İmamoğlu, şunları kaydetti:
"Vatandaşlarımızla epeyce dertleştim, sizin vasıtanızla da paylaşmayı istiyorum. Bu davanın Ekrem İmamoğlu'na zararı ne, faydası ne? Beni zerre ilgilendirmiyor. Ne faydası ne zararı. Bu davanın sonucu ne olursa size ne olacak? diye soruyorlar. Hiç ilgilenmedim. Hukukçularımızla oturduk genel kapsamda bir şeyler konuştuk ama şu ceza verilirse böyle olursa vs. Çünkü bununla ilgili tek bir endişe, korku, kaygı hissetmiyorum ama şu mahkemeden utanç duyuyorum. Böyle bir yargılama olamaz. Trajikomik bir durum. Siz 16 milyon insanı cezalandırmak için yaptığınız hamlenin farkında değil misiniz?
31 Mart seçimi niçin iptal edildi? Bangır bangır çıkıp 'hırsızlar', 'çaldılar' demediler mi? Sayın Binali Yıldırım, Sayın Cumhurbaşkanı, muhtelif bakanlar. Daha ötesi benimle bu davanın öznesi olan Sayın Bakan, 700 terörist demedi mi televizyonda?
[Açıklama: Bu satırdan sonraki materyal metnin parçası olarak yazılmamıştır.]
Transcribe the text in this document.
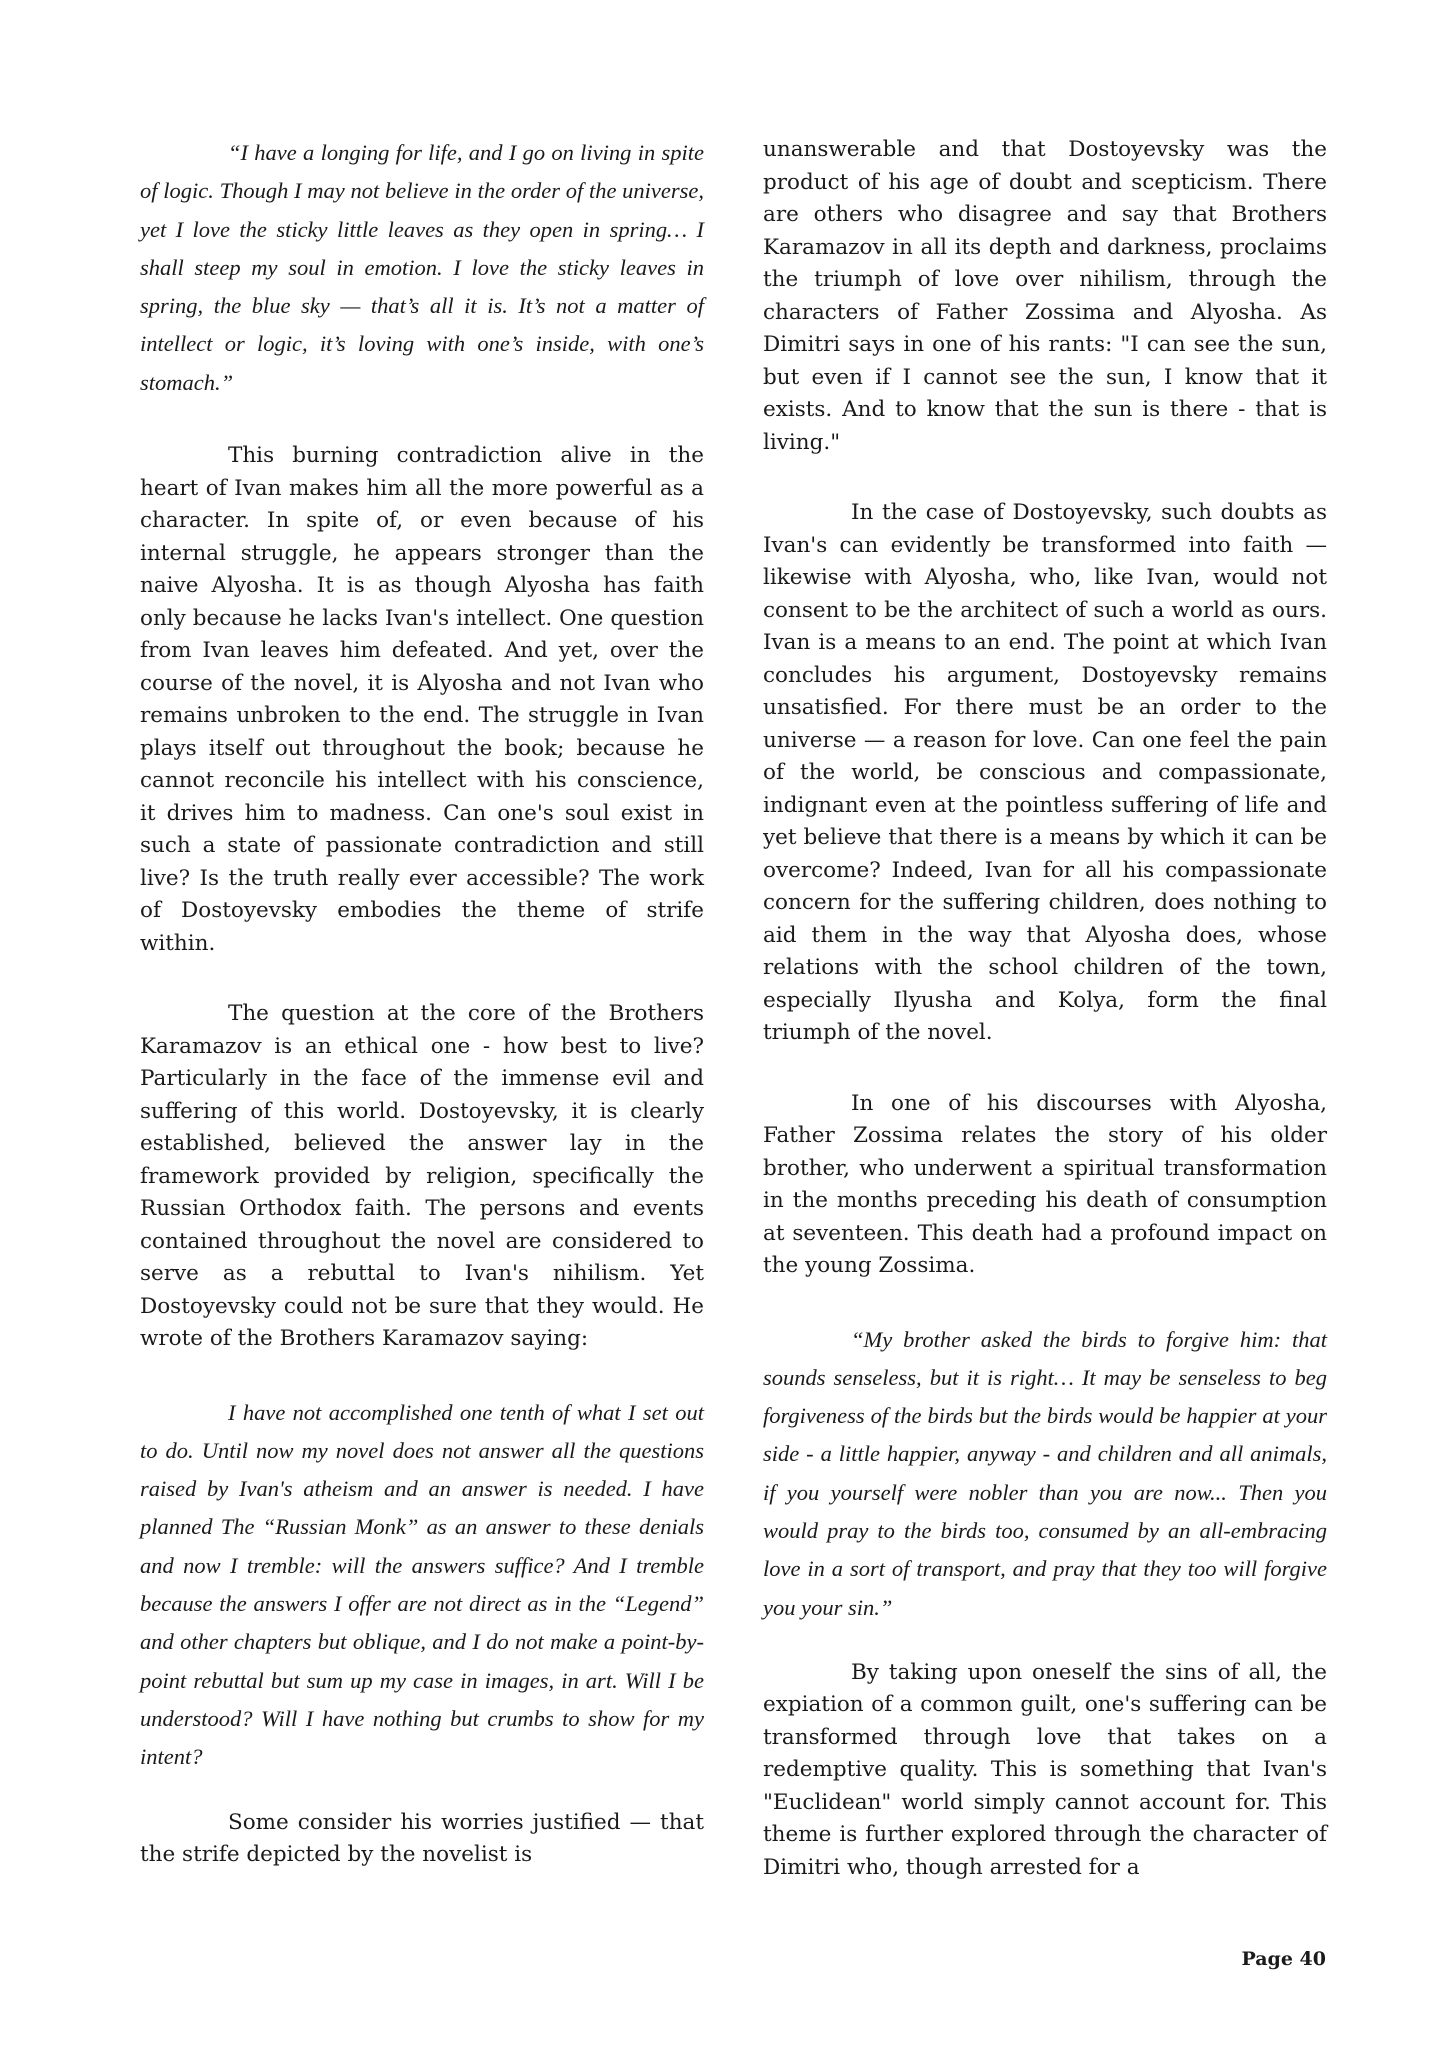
“I have a longing for life, and I go on living in spite of logic. Though I may not believe in the order of the universe, yet I love the sticky little leaves as they open in spring… I shall steep my soul in emotion. I love the sticky leaves in spring, the blue sky — that’s all it is. It’s not a matter of intellect or logic, it’s loving with one’s inside, with one’s stomach.”

This burning contradiction alive in the heart of Ivan makes him all the more powerful as a character. In spite of, or even because of his internal struggle, he appears stronger than the naive Alyosha. It is as though Alyosha has faith only because he lacks Ivan's intellect. One question from Ivan leaves him defeated. And yet, over the course of the novel, it is Alyosha and not Ivan who remains unbroken to the end. The struggle in Ivan plays itself out throughout the book; because he cannot reconcile his intellect with his conscience, it drives him to madness. Can one's soul exist in such a state of passionate contradiction and still live? Is the truth really ever accessible? The work of Dostoyevsky embodies the theme of strife within.

The question at the core of the Brothers Karamazov is an ethical one - how best to live? Particularly in the face of the immense evil and suffering of this world. Dostoyevsky, it is clearly established, believed the answer lay in the framework provided by religion, specifically the Russian Orthodox faith. The persons and events contained throughout the novel are considered to serve as a rebuttal to Ivan's nihilism. Yet Dostoyevsky could not be sure that they would. He wrote of the Brothers Karamazov saying:

I have not accomplished one tenth of what I set out to do. Until now my novel does not answer all the questions raised by Ivan's atheism and an answer is needed. I have planned The “Russian Monk” as an answer to these denials and now I tremble: will the answers suffice? And I tremble because the answers I offer are not direct as in the “Legend” and other chapters but oblique, and I do not make a point-by-point rebuttal but sum up my case in images, in art. Will I be understood? Will I have nothing but crumbs to show for my intent?

Some consider his worries justified — that the strife depicted by the novelist is

unanswerable and that Dostoyevsky was the product of his age of doubt and scepticism. There are others who disagree and say that Brothers Karamazov in all its depth and darkness, proclaims the triumph of love over nihilism, through the characters of Father Zossima and Alyosha. As Dimitri says in one of his rants: "I can see the sun, but even if I cannot see the sun, I know that it exists. And to know that the sun is there - that is living."

In the case of Dostoyevsky, such doubts as Ivan's can evidently be transformed into faith — likewise with Alyosha, who, like Ivan, would not consent to be the architect of such a world as ours. Ivan is a means to an end. The point at which Ivan concludes his argument, Dostoyevsky remains unsatisfied. For there must be an order to the universe — a reason for love. Can one feel the pain of the world, be conscious and compassionate, indignant even at the pointless suffering of life and yet believe that there is a means by which it can be overcome? Indeed, Ivan for all his compassionate concern for the suffering children, does nothing to aid them in the way that Alyosha does, whose relations with the school children of the town, especially Ilyusha and Kolya, form the final triumph of the novel.

In one of his discourses with Alyosha, Father Zossima relates the story of his older brother, who underwent a spiritual transformation in the months preceding his death of consumption at seventeen. This death had a profound impact on the young Zossima.

“My brother asked the birds to forgive him: that sounds senseless, but it is right… It may be senseless to beg forgiveness of the birds but the birds would be happier at your side - a little happier, anyway - and children and all animals, if you yourself were nobler than you are now... Then you would pray to the birds too, consumed by an all-embracing love in a sort of transport, and pray that they too will forgive you your sin.”

By taking upon oneself the sins of all, the expiation of a common guilt, one's suffering can be transformed through love that takes on a redemptive quality. This is something that Ivan's "Euclidean" world simply cannot account for. This theme is further explored through the character of Dimitri who, though arrested for a

Page 40
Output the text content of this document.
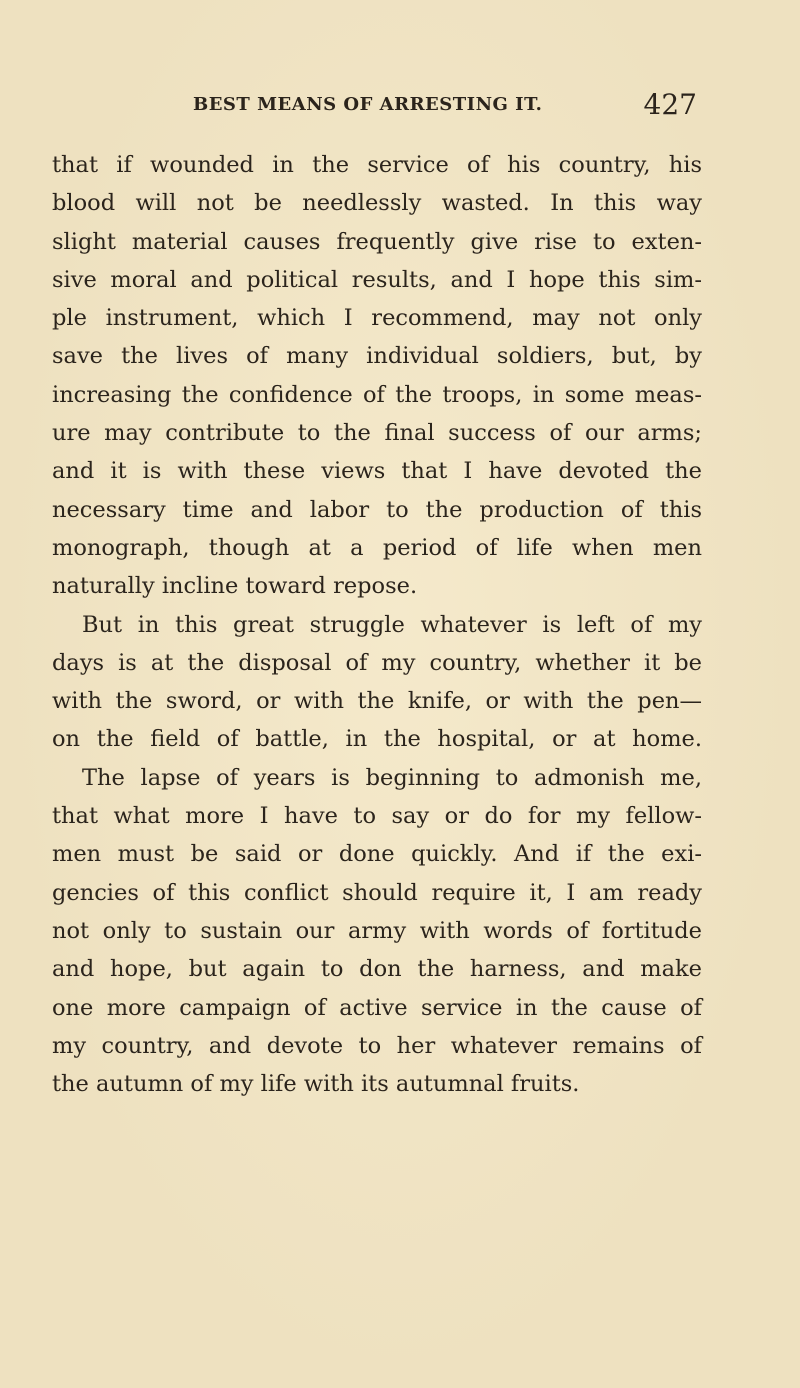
BEST MEANS OF ARRESTING IT.	427
that if wounded in the service of his country, his
blood will not be needlessly wasted. In this way
slight material causes frequently give rise to exten-
sive moral and political results, and I hope this sim-
ple instrument, which I recommend, may not only
save the lives of many individual soldiers, but, by
increasing the confidence of the troops, in some meas-
ure may contribute to the final success of our arms;
and it is with these views that I have devoted the
necessary time and labor to the production of this
monograph, though at a period of life when men
naturally incline toward repose.
But in this great struggle whatever is left of my
days is at the disposal of my country, whether it be
with the sword, or with the knife, or with the pen—
on the field of battle, in the hospital, or at home.
The lapse of years is beginning to admonish me,
that what more I have to say or do for my fellow-
men must be said or done quickly. And if the exi-
gencies of this conflict should require it, I am ready
not only to sustain our army with words of fortitude
and hope, but again to don the harness, and make
one more campaign of active service in the cause of
my country, and devote to her whatever remains of
the autumn of my life with its autumnal fruits.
Bırakın teröristi dedi FETÖ terör örgütüyle ilişkilendirdi. Peki ne oldu 31 Mart seçimleri iptal edildi. İstanbul'un 3 ayı çalındı.
Seçimin iptal edilmesine dönük karar veren YSK üyelerine sesleniyorum, niye düşünmüyorsunuz? 31 Mart seçimlerini iptal ederken siyasetin baskısı altında kalarak, en üst mevkiden birçok siyasi kişiliğe kadar sizi zora sokacak bir biçime sokacak kadar 'hırsızlar', 'teröristler' diyerek zorla o günün mevzusu haline gelen insanların yargılanmasından tümüyle beraat 'hiçbir suçu yoktur, terörist değildir' diye çıkan karardan sonra üzüntülü müsünüz, vicdan sızınız var mı? Ne kadar kötü bir karar vermişiz diyor musunuz? Ben bu sözü şu an YSK üyelerine söyledim. Ama o davada bahsi geçen sözü YSK üyelerine söylemedim.
O gün ret oyu veren YSK üyelerine sesleniyorum. Hala kalkıp 'bir hata yaptık' demiyorsanız, şimdi de Ekrem İmamoğlu'nun siyasi yasaklı olmasına göz mü yumacaksınız? Bu konuda hiç mi ses çıkartmayacaksınız? Ben yüce Türk yargısına güvenmek istiyorum.
(Seçilme hakkınız elinizden alınırsa) Bundan da ülkemiz kaybeder. Ekrem İmamoğlu kaybetmez. Fazla değil 6-7 ay sonra bunlar gidiyor. Bu ülke adalete susamış. Bu dava tamamen siyasi. Siyasi yasaklı yapmak, kayyum atamak gibi 'belediyeyi nasıl ele geçiririm...' Öyle insanlar var ki elini böyle ovuşturup, onu görevden alsalar da biz buraya konsak. Nereye konuyorsun, kimin malına konuyorsun. İstanbul 16 milyonun bunun hala öğrenemediniz mi? Böyle bir hatanın bedeli bu ülkede 8 milyondur. Onun için ayağınızı denk alın, adil olun adaleti etkilemeyin, yargı için birilerinden talimat gelmesini beklemeyin, buna aracı olmayın.
CANLI YAYINDA SORDU
Ben sorularımı soruyorum muhattapları cevaplarını versin. Benim yargılandığım 7. Asliye Ceza Mahkemesi'nin hakimi, bu mahkemeye atanalı daha bir yıl olmuş. Teamüllere göre, bu hakim en az 2 yıl daha burada görev yapması gerekirken Karadeniz'e gönderildi üstelik, eşinin bir özel durumu olmasına rağmen ve bu atamaya karşı çıkmışken niçin böyle bir tercih kullanıldı?
Acaba Anadolu Başsavcılığı'nda, Anadolu Adliyesi'nde, hakimin ve bu 7. Asliye'nin olduğu binada üst yargı mensuplarından birisi hakime; 'bak en az 2 yıl veya daha fazlası ceza ver, seni istediğin yerde ağır ceza reisi yapalım' demiş midir? Bir başka mahkeme başkanının sürgününü örnek göstererek hakim tehdit edilmiş midir? 'Eğer söyleneni yaparsan da ödüllendirileceksin' denmiş midir?"